Yes, I’m sad. Still, over three years later. But today I realized it’s not just sadness—I think it’s actually loneliness.

Every relationship is a carefully orchestrated dynamic, a balance or blend of two different personalities. I like to think I’m the same person all the time, and I try—but the me I am with my husband, Tim, is a different person than the me I am with my book club or my friend Lisa or my group of writer friends. I’m a mom to three kids, but in each relationship, the dynamic is a little different—because I’m influenced by each of my children, who in turn are all different from each other.

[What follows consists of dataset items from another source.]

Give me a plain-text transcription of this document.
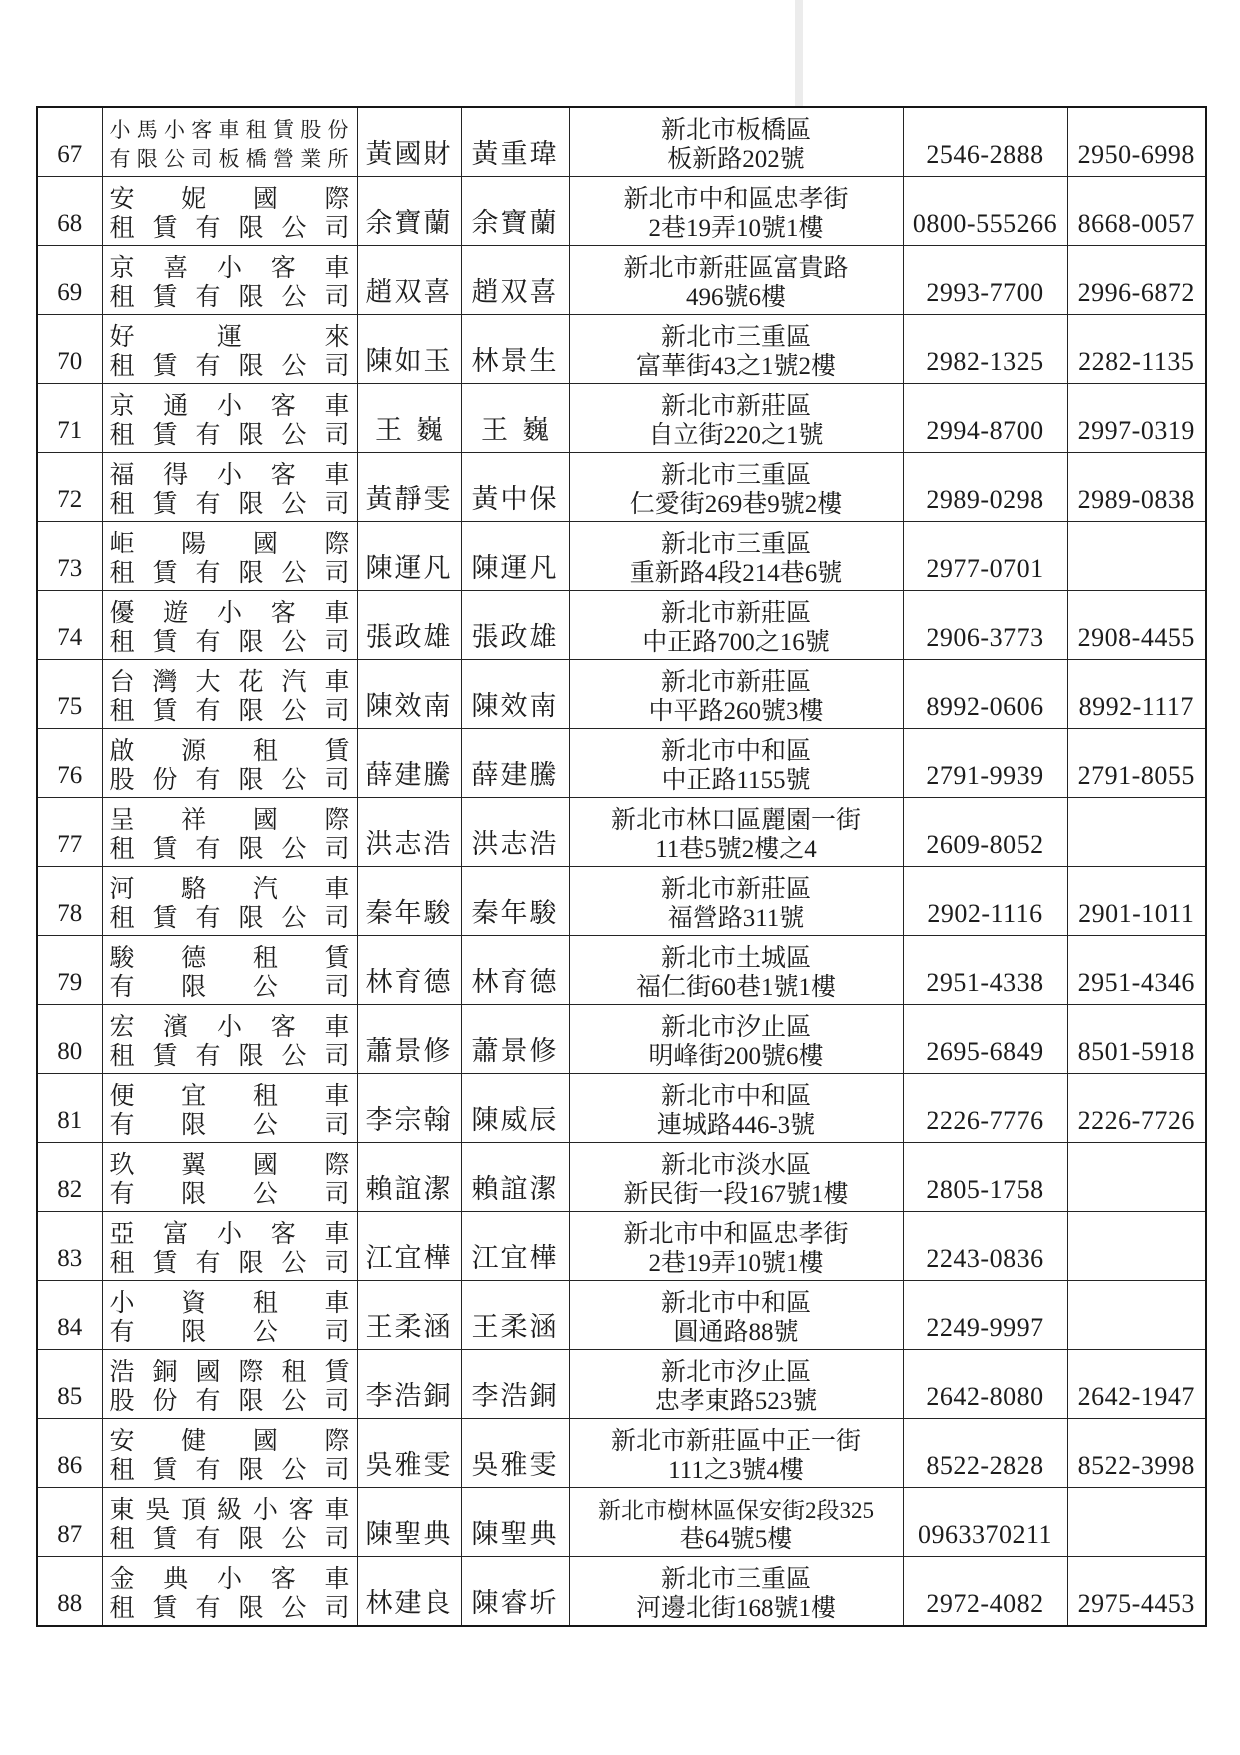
67	小馬小客車租賃股份
有限公司板橋營業所	黃國財	黃重瑋	新北市板橋區
板新路202號	2546-2888	2950-6998

68	安妮國際
租賃有限公司	余寶蘭	余寶蘭	新北市中和區忠孝街
2巷19弄10號1樓	0800-555266	8668-0057

69	京喜小客車
租賃有限公司	趙双喜	趙双喜	新北市新莊區富貴路
496號6樓	2993-7700	2996-6872

70	好運來
租賃有限公司	陳如玉	林景生	新北市三重區
富華街43之1號2樓	2982-1325	2282-1135

71	京通小客車
租賃有限公司	王巍	王巍	新北市新莊區
自立街220之1號	2994-8700	2997-0319

72	福得小客車
租賃有限公司	黃靜雯	黃中保	新北市三重區
仁愛街269巷9號2樓	2989-0298	2989-0838

73	岠陽國際
租賃有限公司	陳運凡	陳運凡	新北市三重區
重新路4段214巷6號	2977-0701	

74	優遊小客車
租賃有限公司	張政雄	張政雄	新北市新莊區
中正路700之16號	2906-3773	2908-4455

75	台灣大花汽車
租賃有限公司	陳效南	陳效南	新北市新莊區
中平路260號3樓	8992-0606	8992-1117

76	啟源租賃
股份有限公司	薛建騰	薛建騰	新北市中和區
中正路1155號	2791-9939	2791-8055

77	呈祥國際
租賃有限公司	洪志浩	洪志浩	新北市林口區麗園一街
11巷5號2樓之4	2609-8052	

78	河駱汽車
租賃有限公司	秦年駿	秦年駿	新北市新莊區
福營路311號	2902-1116	2901-1011

79	駿德租賃
有限公司	林育德	林育德	新北市土城區
福仁街60巷1號1樓	2951-4338	2951-4346

80	宏濱小客車
租賃有限公司	蕭景修	蕭景修	新北市汐止區
明峰街200號6樓	2695-6849	8501-5918

81	便宜租車
有限公司	李宗翰	陳威辰	新北市中和區
連城路446-3號	2226-7776	2226-7726

82	玖翼國際
有限公司	賴誼潔	賴誼潔	新北市淡水區
新民街一段167號1樓	2805-1758	

83	亞富小客車
租賃有限公司	江宜樺	江宜樺	新北市中和區忠孝街
2巷19弄10號1樓	2243-0836	

84	小資租車
有限公司	王柔涵	王柔涵	新北市中和區
圓通路88號	2249-9997	

85	浩銅國際租賃
股份有限公司	李浩銅	李浩銅	新北市汐止區
忠孝東路523號	2642-8080	2642-1947

86	安健國際
租賃有限公司	吳雅雯	吳雅雯	新北市新莊區中正一街
111之3號4樓	8522-2828	8522-3998

87	東吳頂級小客車
租賃有限公司	陳聖典	陳聖典	新北市樹林區保安街2段325
巷64號5樓	0963370211	

88	金典小客車
租賃有限公司	林建良	陳睿圻	新北市三重區
河邊北街168號1樓	2972-4082	2975-4453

I will only ever be the person I was with Mom—when I’m with Mom. Only she could satisfy that particular loneliness. I can come close when I talk to my sister or my dad, but it’s not the same. I will never have that particular relationship—its good aspects and its negative ones—again.

As she grappled with the fact that her time was growing short, Mom worried she would be forgotten. Even then, I knew the answer.

But now I’m looking at it from farther down that road. And I can tell you this. I don’t cry every day anymore. Once in a while I can talk about her without tears. But not always. And I can now recall again the ways in which she drove me crazy (as any good mother will do). She wasn’t perfect.

But those moments of disappointment keep coming, when I have to remember, again and again and again and again and again, that she isn’t here. That I can’t call her. That I can’t ask her questions or talk to her, and that she’s not waiting somewhere to hear from me.

But is she forgotten? Will she ever be? Emotions change. Grief lifts, ever so slightly, and changes over time. But the answer to that question? It’s simple—and yet profoundly, abundantly true.

No, Mom. You will not ever be forgotten. I will not stop missing you. I didn’t always love the person I was with/for you. I was moody and temperamental. I had a short fuse and thought you were too nosy, too bossy. But I also know you brought out things in me no one else does. That you appreciated parts of me some other people don’t even know exist.

So of course I miss you, Mom. But you know what else? I realized something new today: That I miss me—the me I was with you—too.